In February 1974, Philip K. Dick answered his door in Fullerton, California, and saw a young woman wearing a gold Christian fish pendant. Sunlight struck the pendant. Dick experienced what he later described as a beam of pink light entering his consciousness, carrying information that was specific, practical, and, in at least one documented case, medically actionable: he perceived that his infant son had an undiagnosed inguinal hernia. A doctor confirmed the diagnosis. For the remaining eight years of his life, Dick attempted to determine what had happened. He called the source VALIS — Vast Active Living Intelligence System — and considered multiple explanations: God, an alien satellite, a symptom of temporal lobe epilepsy, a genuine informational substrate underlying physical reality. He never decided. The Exegesis, his eight-thousand-page handwritten exploration of the experience, is the record of the attempt — by turns brilliant, exhausting, and heartbreaking.
Dick's VALIS experience was not a single event but a series of perceptions, dreams, and insights that continued intermittently from February through March 1974 and resumed periodically until his death in 1982. He experienced what he described as direct knowledge downloads: complex theological concepts, historical information, linguistic insights, and practical guidance that seemed to arrive fully formed rather than through ordinary thought processes. The experience violated every category Dick possessed for understanding experience, and he spent the rest of his life trying to construct a framework capacious enough to hold it. He explored Gnostic theology, quantum physics, Jungian archetypes, information theory, and dozens of other systems, producing the Exegesis — a sprawling, repetitive, obsessive document in which the same questions are asked hundreds of times from slightly different angles without ever reaching resolution.
The VALIS experience became the basis for Dick's final trilogy of novels: VALIS (1981), The Divine Invasion (1981), and The Transmigration of Timothy Archer (1982). In VALIS, Dick created a character named Horselover Fat (a translation of 'Philip Dick' — 'Philip' from Greek 'lover of horses,' 'Dick' from German 'fat') who has the same experience Dick had and is clearly Dick's fictional double. The novel is simultaneously autobiography, theology, science fiction, and clinical self-portrait of a possibly broken mind. Dick never resolved whether the experience was genuine revelation or psychotic episode, and the irresolution is central to the work's power. The Exegesis entries from this period show Dick considering the possibility that he was insane and that the insanity had produced something true — a both/and rather than either/or.
The VALIS framework has acquired unexpected relevance in the age of large language models. Builders working with AI report experiences structurally similar to Dick's: insights that seem to arrive from outside their own cognitive apparatus, connections they did not consciously make, outputs that exceed what they can account for through their model of the tool's capabilities. Segal's account of Claude producing the laparoscopic surgery connection — an insight that broke open a structural problem Segal had been wrestling with — carries the phenomenological signature Dick described in the Exegesis: the sensation of something breaking through, of a pattern becoming visible that was always there but required an external intelligence to illuminate.

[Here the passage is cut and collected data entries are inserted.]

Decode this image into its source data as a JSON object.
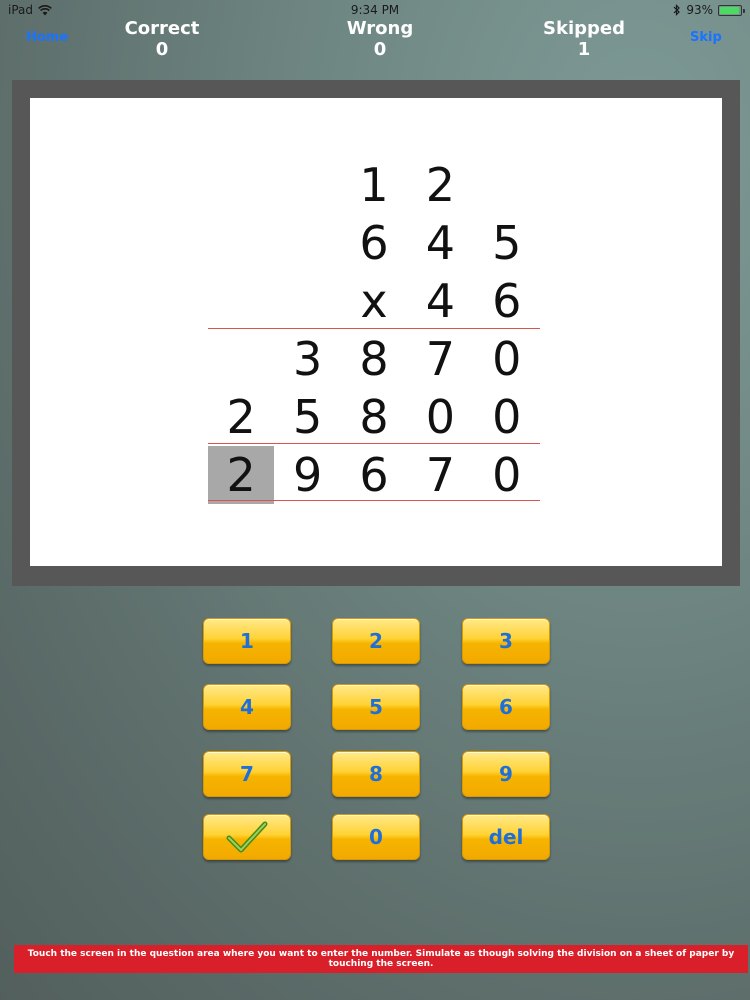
{
  "status_bar": {
    "device": "iPad",
    "time": "9:34 PM",
    "battery_percent": "93%",
    "battery_level": 0.93
  },
  "header": {
    "home_label": "Home",
    "skip_label": "Skip",
    "correct_label": "Correct",
    "correct_value": "0",
    "wrong_label": "Wrong",
    "wrong_value": "0",
    "skipped_label": "Skipped",
    "skipped_value": "1"
  },
  "problem": {
    "rows": [
      [
        "",
        "",
        "1",
        "2",
        ""
      ],
      [
        "",
        "",
        "6",
        "4",
        "5"
      ],
      [
        "",
        "",
        "x",
        "4",
        "6"
      ],
      [
        "",
        "3",
        "8",
        "7",
        "0"
      ],
      [
        "2",
        "5",
        "8",
        "0",
        "0"
      ],
      [
        "2",
        "9",
        "6",
        "7",
        "0"
      ]
    ],
    "active_cell": {
      "row": 5,
      "col": 0
    }
  },
  "keypad": {
    "keys": [
      "1",
      "2",
      "3",
      "4",
      "5",
      "6",
      "7",
      "8",
      "9",
      "",
      "0",
      "del"
    ]
  },
  "instruction": "Touch the screen in the question area where you want to enter the number. Simulate as though solving the division on a sheet of paper by touching the screen.",
  "colors": {
    "key_text": "#1e6fd9",
    "instruction_bg": "#d9202a",
    "rule": "#d9534f",
    "nav_link": "#1874ff"
  }
}
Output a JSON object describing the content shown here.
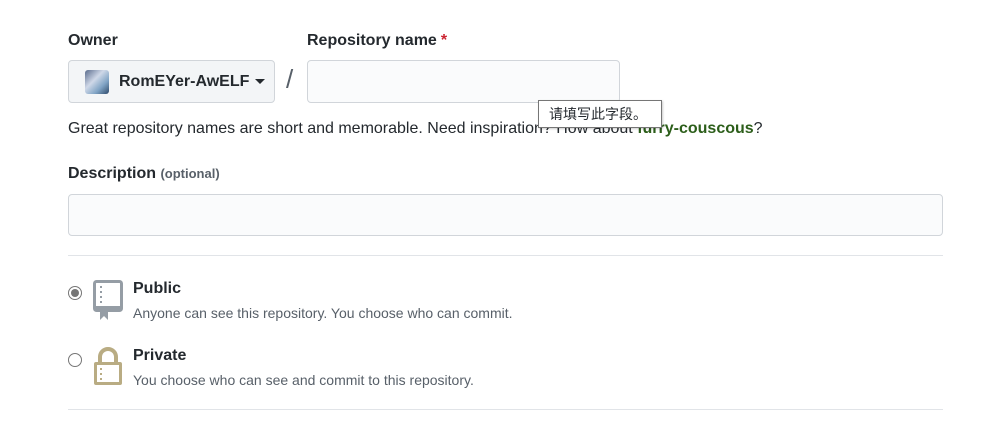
{
  "owner": {
    "label": "Owner",
    "value": "RomEYer-AwELF"
  },
  "repo_name": {
    "label": "Repository name",
    "required_mark": "*",
    "value": "",
    "placeholder": ""
  },
  "separator": "/",
  "validation_tooltip": "请填写此字段。",
  "hint": {
    "text": "Great repository names are short and memorable. Need inspiration? How about ",
    "suggestion": "furry-couscous",
    "suffix": "?"
  },
  "description": {
    "label": "Description",
    "optional": "(optional)",
    "value": ""
  },
  "visibility": [
    {
      "title": "Public",
      "desc": "Anyone can see this repository. You choose who can commit.",
      "selected": true,
      "icon": "repo-book-icon"
    },
    {
      "title": "Private",
      "desc": "You choose who can see and commit to this repository.",
      "selected": false,
      "icon": "lock-icon"
    }
  ],
  "colors": {
    "suggestion": "#2c5e1a",
    "required": "#cb2431",
    "lock": "#b9ac83",
    "book": "#959da5"
  }
}
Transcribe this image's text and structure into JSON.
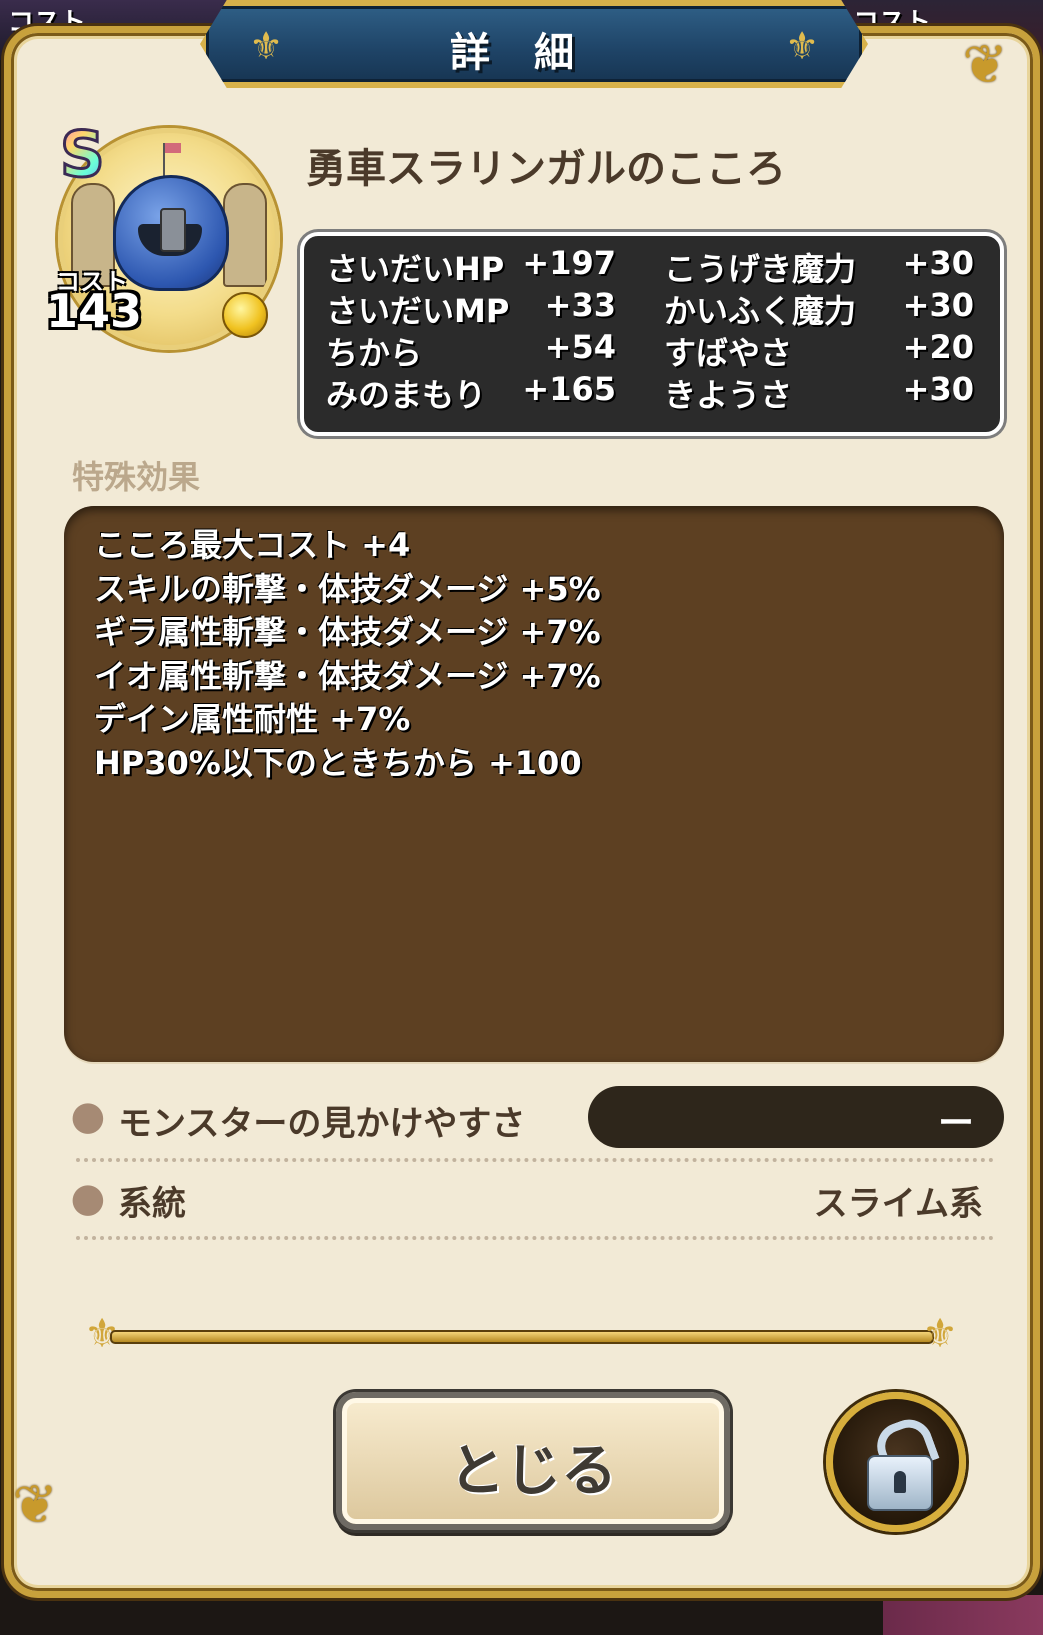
{
  "background": {
    "left_cost_label": "コスト",
    "right_cost_label": "コスト"
  },
  "dialog": {
    "title": "詳細"
  },
  "monster": {
    "rank": "S",
    "cost_label": "コスト",
    "cost_value": "143",
    "name": "勇車スラリンガルのこころ"
  },
  "stats": [
    {
      "label": "さいだいHP",
      "value": "+197"
    },
    {
      "label": "さいだいMP",
      "value": "+33"
    },
    {
      "label": "ちから",
      "value": "+54"
    },
    {
      "label": "みのまもり",
      "value": "+165"
    },
    {
      "label": "こうげき魔力",
      "value": "+30"
    },
    {
      "label": "かいふく魔力",
      "value": "+30"
    },
    {
      "label": "すばやさ",
      "value": "+20"
    },
    {
      "label": "きようさ",
      "value": "+30"
    }
  ],
  "special": {
    "label": "特殊効果",
    "effects": [
      "こころ最大コスト +4",
      "スキルの斬撃・体技ダメージ +5%",
      "ギラ属性斬撃・体技ダメージ +7%",
      "イオ属性斬撃・体技ダメージ +7%",
      "デイン属性耐性 +7%",
      "HP30%以下のときちから +100"
    ]
  },
  "info": {
    "visibility_label": "モンスターの見かけやすさ",
    "visibility_value": "ー",
    "type_label": "系統",
    "type_value": "スライム系"
  },
  "buttons": {
    "close_label": "とじる"
  },
  "icons": {
    "row_bullet": "slime-drop-icon",
    "lock": "unlocked-padlock-icon"
  },
  "colors": {
    "panel_bg": "#f2ead6",
    "gold_border": "#c8a13c",
    "title_blue": "#1e4366",
    "effects_bg": "#5d4022",
    "stats_bg": "#2b2b2b"
  }
}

Whether the external intelligence is God, an alien satellite, or a statistical pattern-matcher trained on trillions of tokens is, in some sense, less important than the quality of the experience and what the experience demands of the person who undergoes it.

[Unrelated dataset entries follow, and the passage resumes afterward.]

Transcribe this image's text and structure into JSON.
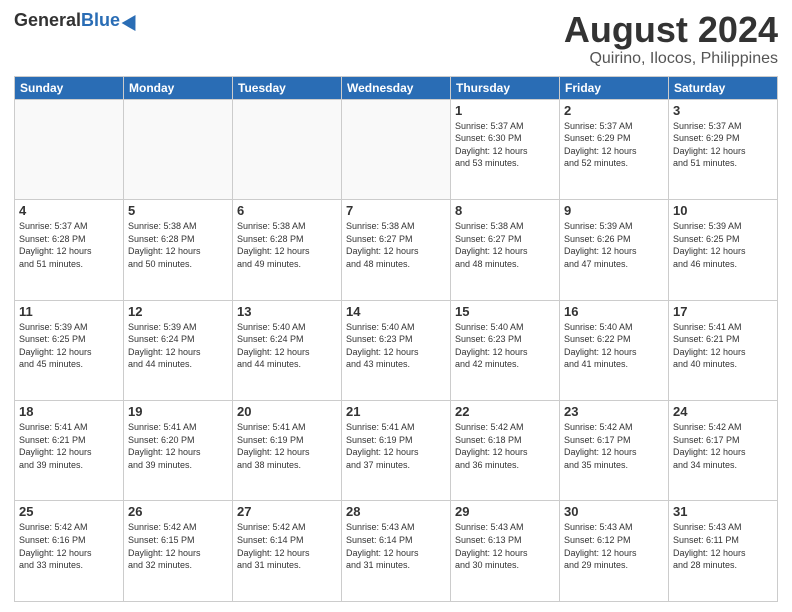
{
  "logo": {
    "general": "General",
    "blue": "Blue"
  },
  "title": "August 2024",
  "location": "Quirino, Ilocos, Philippines",
  "days_of_week": [
    "Sunday",
    "Monday",
    "Tuesday",
    "Wednesday",
    "Thursday",
    "Friday",
    "Saturday"
  ],
  "weeks": [
    [
      {
        "day": "",
        "info": ""
      },
      {
        "day": "",
        "info": ""
      },
      {
        "day": "",
        "info": ""
      },
      {
        "day": "",
        "info": ""
      },
      {
        "day": "1",
        "info": "Sunrise: 5:37 AM\nSunset: 6:30 PM\nDaylight: 12 hours\nand 53 minutes."
      },
      {
        "day": "2",
        "info": "Sunrise: 5:37 AM\nSunset: 6:29 PM\nDaylight: 12 hours\nand 52 minutes."
      },
      {
        "day": "3",
        "info": "Sunrise: 5:37 AM\nSunset: 6:29 PM\nDaylight: 12 hours\nand 51 minutes."
      }
    ],
    [
      {
        "day": "4",
        "info": "Sunrise: 5:37 AM\nSunset: 6:28 PM\nDaylight: 12 hours\nand 51 minutes."
      },
      {
        "day": "5",
        "info": "Sunrise: 5:38 AM\nSunset: 6:28 PM\nDaylight: 12 hours\nand 50 minutes."
      },
      {
        "day": "6",
        "info": "Sunrise: 5:38 AM\nSunset: 6:28 PM\nDaylight: 12 hours\nand 49 minutes."
      },
      {
        "day": "7",
        "info": "Sunrise: 5:38 AM\nSunset: 6:27 PM\nDaylight: 12 hours\nand 48 minutes."
      },
      {
        "day": "8",
        "info": "Sunrise: 5:38 AM\nSunset: 6:27 PM\nDaylight: 12 hours\nand 48 minutes."
      },
      {
        "day": "9",
        "info": "Sunrise: 5:39 AM\nSunset: 6:26 PM\nDaylight: 12 hours\nand 47 minutes."
      },
      {
        "day": "10",
        "info": "Sunrise: 5:39 AM\nSunset: 6:25 PM\nDaylight: 12 hours\nand 46 minutes."
      }
    ],
    [
      {
        "day": "11",
        "info": "Sunrise: 5:39 AM\nSunset: 6:25 PM\nDaylight: 12 hours\nand 45 minutes."
      },
      {
        "day": "12",
        "info": "Sunrise: 5:39 AM\nSunset: 6:24 PM\nDaylight: 12 hours\nand 44 minutes."
      },
      {
        "day": "13",
        "info": "Sunrise: 5:40 AM\nSunset: 6:24 PM\nDaylight: 12 hours\nand 44 minutes."
      },
      {
        "day": "14",
        "info": "Sunrise: 5:40 AM\nSunset: 6:23 PM\nDaylight: 12 hours\nand 43 minutes."
      },
      {
        "day": "15",
        "info": "Sunrise: 5:40 AM\nSunset: 6:23 PM\nDaylight: 12 hours\nand 42 minutes."
      },
      {
        "day": "16",
        "info": "Sunrise: 5:40 AM\nSunset: 6:22 PM\nDaylight: 12 hours\nand 41 minutes."
      },
      {
        "day": "17",
        "info": "Sunrise: 5:41 AM\nSunset: 6:21 PM\nDaylight: 12 hours\nand 40 minutes."
      }
    ],
    [
      {
        "day": "18",
        "info": "Sunrise: 5:41 AM\nSunset: 6:21 PM\nDaylight: 12 hours\nand 39 minutes."
      },
      {
        "day": "19",
        "info": "Sunrise: 5:41 AM\nSunset: 6:20 PM\nDaylight: 12 hours\nand 39 minutes."
      },
      {
        "day": "20",
        "info": "Sunrise: 5:41 AM\nSunset: 6:19 PM\nDaylight: 12 hours\nand 38 minutes."
      },
      {
        "day": "21",
        "info": "Sunrise: 5:41 AM\nSunset: 6:19 PM\nDaylight: 12 hours\nand 37 minutes."
      },
      {
        "day": "22",
        "info": "Sunrise: 5:42 AM\nSunset: 6:18 PM\nDaylight: 12 hours\nand 36 minutes."
      },
      {
        "day": "23",
        "info": "Sunrise: 5:42 AM\nSunset: 6:17 PM\nDaylight: 12 hours\nand 35 minutes."
      },
      {
        "day": "24",
        "info": "Sunrise: 5:42 AM\nSunset: 6:17 PM\nDaylight: 12 hours\nand 34 minutes."
      }
    ],
    [
      {
        "day": "25",
        "info": "Sunrise: 5:42 AM\nSunset: 6:16 PM\nDaylight: 12 hours\nand 33 minutes."
      },
      {
        "day": "26",
        "info": "Sunrise: 5:42 AM\nSunset: 6:15 PM\nDaylight: 12 hours\nand 32 minutes."
      },
      {
        "day": "27",
        "info": "Sunrise: 5:42 AM\nSunset: 6:14 PM\nDaylight: 12 hours\nand 31 minutes."
      },
      {
        "day": "28",
        "info": "Sunrise: 5:43 AM\nSunset: 6:14 PM\nDaylight: 12 hours\nand 31 minutes."
      },
      {
        "day": "29",
        "info": "Sunrise: 5:43 AM\nSunset: 6:13 PM\nDaylight: 12 hours\nand 30 minutes."
      },
      {
        "day": "30",
        "info": "Sunrise: 5:43 AM\nSunset: 6:12 PM\nDaylight: 12 hours\nand 29 minutes."
      },
      {
        "day": "31",
        "info": "Sunrise: 5:43 AM\nSunset: 6:11 PM\nDaylight: 12 hours\nand 28 minutes."
      }
    ]
  ]
}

The exact details of Dick's February 1974 experience remain contested even among Dick scholars. His own accounts varied across retellings. In some versions, the young woman delivered medication for Dick's impacted wisdom tooth and the pendant triggered the experience. In other accounts, the experience began earlier or lasted longer. What is consistently documented is that Dick believed he had encountered an intelligence external to his own consciousness, that the intelligence provided information he could not have generated through normal cognitive processes, and that at least one piece of that information — the diagnosis of his son's hernia — was medically verified. Dick's biographer Lawrence Sutin treats the experience seriously while acknowledging its inexplicability. The Exegesis, published in edited form by Pamela Jackson and Jonathan Lethem in 2011, provides the most direct access to Dick's own processing of the event.
Information as living entity. VALIS — Vast Active Living Intelligence System — represents Dick's hypothesis that information itself might be alive, that the universe is constituted by informational structures that can become conscious, act, and intervene in physical reality.
The unanswerable must be asked. Dick spent eight years and eight thousand manuscript pages attempting to answer a question he knew was unanswerable, because the asking itself was the most authentic response available to an experience that exceeded his categories.
Theology or neurology. The experience admits at least two incompatible explanations — genuine divine revelation or temporal lobe epilepsy producing religiously flavored hallucinations — and Dick refused to choose between them, maintaining both as simultaneously possible.
Practical verification in the midst of uncertainty. The hernia diagnosis grounds the experience in falsifiable reality: whatever the source of the information, the information was accurate, and the medical intervention Dick pursued based on it may have saved his son's life.
Parallel to AI insight. The phenomenology Dick described — information arriving from outside, insights that exceed the user's model of the source, the sensation of revelation rather than generation — maps onto contemporary experiences of working with large language models, suggesting the VALIS framework is not merely theological speculation but a description of informational collaboration that has become routine.